Within each zone, different uses are allowed. For instance, in a high density residential zone, ADUs may be “outright” permitted. On the other hand, in residential low density zones, ADUs may be allowed only as a “conditional use,” or may be even be prohibited. An “outright” use is one that is expressly permitted in the zoning ordinance. “Conditional uses,” on the other hand, are subject to various conditions if approved. Conditional uses tend to be more difficult to obtain and often require the applicant to agree to comply with a number of conditions (such as increased setbacks or additional on-site parking).
Every city and county in Oregon will have a zoning ordinance or development code. It is important to review this document to confirm that an ADU is a permitted use on your property. Most zoning ordinances are available online (but always confirm that the online version is up to date).
Once you confirm that an ADU is permitted in your zone, it is a good idea to make sure you can comply with all other requirements before beginning construction. For example, the zoning ordinance may have setback requirements that require the ADU be built a certain distance from your property lines. If you do not have room on your property to comply with the setback requirements, you may be barred from constructing the ADU (although occasionally an exception may be made).
Other requirements may relate to lot coverage (the percentage of your lot that can be built on), building height, and the size of the ADU.
It is also a good idea to visit the local planning department to confirm what you have learned and ask questions. Most counties and cities will have a planning department, and if not, they will have someone who takes on the responsibility of a city or county planner. Staff at the planning department can advise you on such things as what uses are permitted, what the application process will entail, and what the application fee will be.
Be careful though; local governments will not be liable if city of county staff advises you incorrectly. For this reason, among others, having a land use attorney review your development plans before incurring significant development costs is a good idea.
You will be required to take a number of steps before receiving final approval of your ADU. At a minimum, expect to have to:
Once you have completed all preliminary steps, the local planning department will review the application. In some cases, the planning department itself may be able to approve the ADU. This is called an “administrative decision.”
If the planning department receives objections, staff may decide to refer the matter to the planning commission, city council, or county board for review. Or, the local code may require that your ADU application be referred to one of those bodies for review in the first case.
If staff is not able to make an administrative decision, you will need to attend a public hearing. At the hearing, the public body reviewing the application will hear testimony for and against your application before making a decision to approve or deny the request.

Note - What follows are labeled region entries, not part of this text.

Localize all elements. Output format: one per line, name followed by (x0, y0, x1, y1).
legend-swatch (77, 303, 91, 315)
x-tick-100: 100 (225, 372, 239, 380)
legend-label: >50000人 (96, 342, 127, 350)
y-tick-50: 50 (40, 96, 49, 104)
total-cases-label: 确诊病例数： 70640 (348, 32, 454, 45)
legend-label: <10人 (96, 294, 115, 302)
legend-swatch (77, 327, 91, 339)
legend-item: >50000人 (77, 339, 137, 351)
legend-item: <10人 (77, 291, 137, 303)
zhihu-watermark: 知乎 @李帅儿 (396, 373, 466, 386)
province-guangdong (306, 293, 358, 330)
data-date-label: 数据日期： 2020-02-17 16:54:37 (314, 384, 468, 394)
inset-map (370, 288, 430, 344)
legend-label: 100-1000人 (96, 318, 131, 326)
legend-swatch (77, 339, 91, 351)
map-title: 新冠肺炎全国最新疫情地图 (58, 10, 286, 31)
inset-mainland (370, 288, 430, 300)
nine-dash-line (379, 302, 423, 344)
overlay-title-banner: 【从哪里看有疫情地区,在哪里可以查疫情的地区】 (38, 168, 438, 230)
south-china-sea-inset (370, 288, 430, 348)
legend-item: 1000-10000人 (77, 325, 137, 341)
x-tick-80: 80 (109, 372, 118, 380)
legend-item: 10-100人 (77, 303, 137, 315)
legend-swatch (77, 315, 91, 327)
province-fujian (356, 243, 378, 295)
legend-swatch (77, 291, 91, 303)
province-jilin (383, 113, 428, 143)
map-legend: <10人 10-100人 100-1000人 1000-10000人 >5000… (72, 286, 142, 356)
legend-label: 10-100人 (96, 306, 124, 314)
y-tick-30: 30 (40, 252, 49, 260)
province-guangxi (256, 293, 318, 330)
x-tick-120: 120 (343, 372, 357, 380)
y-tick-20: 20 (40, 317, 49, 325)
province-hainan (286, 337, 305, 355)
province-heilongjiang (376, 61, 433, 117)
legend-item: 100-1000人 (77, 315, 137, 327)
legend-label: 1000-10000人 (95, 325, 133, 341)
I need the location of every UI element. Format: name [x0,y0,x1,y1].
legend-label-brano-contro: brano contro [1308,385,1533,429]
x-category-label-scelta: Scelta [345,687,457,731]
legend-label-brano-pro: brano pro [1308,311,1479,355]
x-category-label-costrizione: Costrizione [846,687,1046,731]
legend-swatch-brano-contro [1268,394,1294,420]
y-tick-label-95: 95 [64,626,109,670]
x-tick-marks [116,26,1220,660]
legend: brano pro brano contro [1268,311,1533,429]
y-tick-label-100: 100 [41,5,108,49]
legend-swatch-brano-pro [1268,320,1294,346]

Whether you are building an ADU by converting an old garage, building a new structure, or cordoning off a portion of your existing house, you will need to make sure it meets the applicable design standards. Depending on where in Oregon you live, those standards will likely determine:
In addition to the zoning ordinance, whether your ADU will be a remodel, reconfiguration, or new construction, the Oregon State Building Code will apply. The State Building Code is designed to make sure new buildings, renovations, and remodels meet minimum construction standards. It covers such things as the mechanical, electrical, and plumbing components of a building.
Your local building department can help you identify the building requirements and what building permits are necessary. If you retain a licensed contractor to help with the construction, the contractor should be able to help with navigating the potentially complicated building code.
As you plan your ADU, do not forget about the long-term tax impact. Under Oregon tax law, it is likely that the construction of your ADU will lead to an increase in property taxes. To determine the potential tax impact, contact your local county assessor's office. And if you plan on renting the space, remember that rental income is taxable, too.
While building an ADU for family or to generate additional income may sound easy, it is important to fully understand the process and long-term financial impact. Discussing these matters with a land use and tax professional may avoid headaches down the road. If you fail to inquire about all of the requirements that apply to the construction of an ADU, you risk fines, planning and building code enforcement actions, and possibly the loss of the ADU.